According to Simone Digital, that burnt hair smell means precisely what it seems like it might mean — you've burned your hair. If you find yourself in this predicament, there's some good news. You can take steps to ensure that this doesn't happen in the future.

Here's what to do after you've burnt your hair with a flat iron

If you've burned your hair with a flat iron, there are steps you can take to remedy the issue. Per Simone Digital, you should avoid heat for a while if your hair is incredibly damaged. However, if it's not to that point, then you need to wash your hair and follow with a deep conditioner.

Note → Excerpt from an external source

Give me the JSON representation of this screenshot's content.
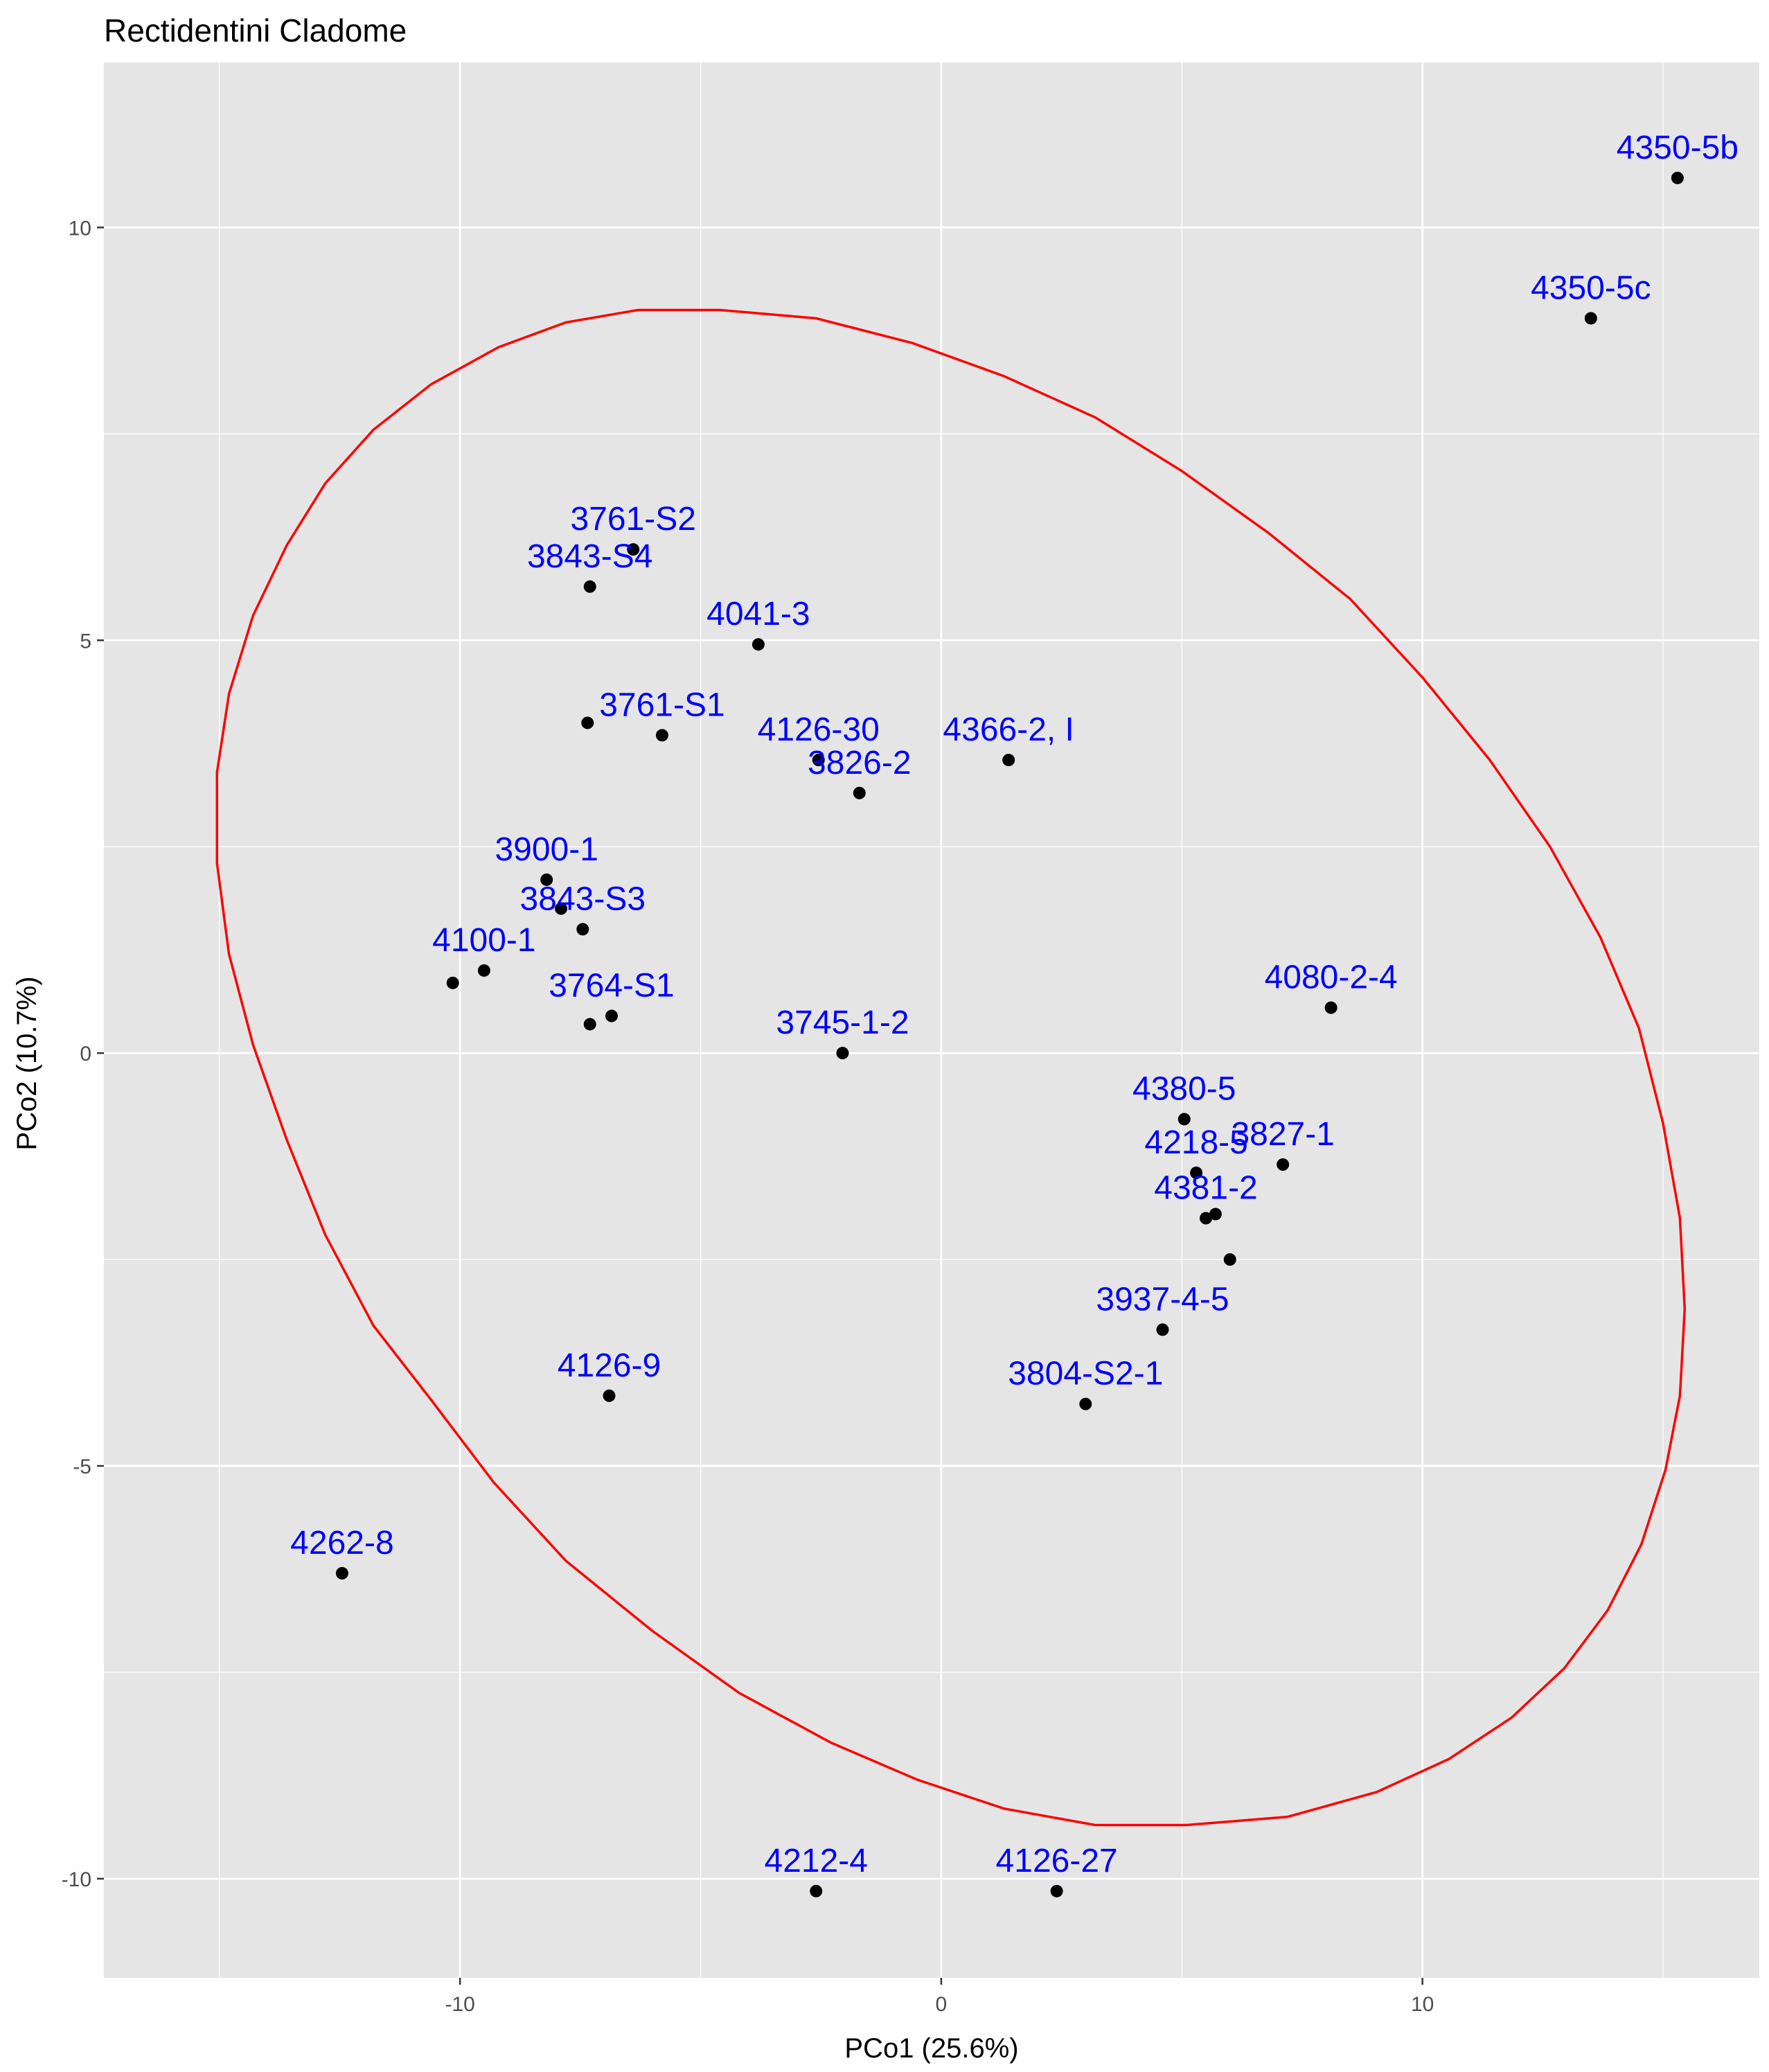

Before you apply heat, you should also use a water-based leave-in conditioner. Makeup.com by L'Oréal suggests you keep your heat on low, even though your flat iron probably has settings of 400 to 450 degrees F. It's essential to use the lowest heat setting that still works for your hair, and as SELF warns: stay away from the hottest setting.

Before you put the flat iron on your hair, though, you should apply a good heat protectant liberally, dividing your hair into sections to ensure it covers your strands (via Simone Digital). Further, trichologist Penny James told Makeup.com that you should avoid products with silicones because they can lead to damage: "Silicone builds up onto the cuticles, hardens it, and then cracks it ... This leaves the hair shaft weakened, and the cuticle flared, prone to damage and looking dull." 

Note that if after you've taken the above steps, the burnt hair smell persists, you should try a hair mask to eliminate the odor and help repair the damage (via Makeup.com). If it still doesn't go away, it might be a sign to cut your hair.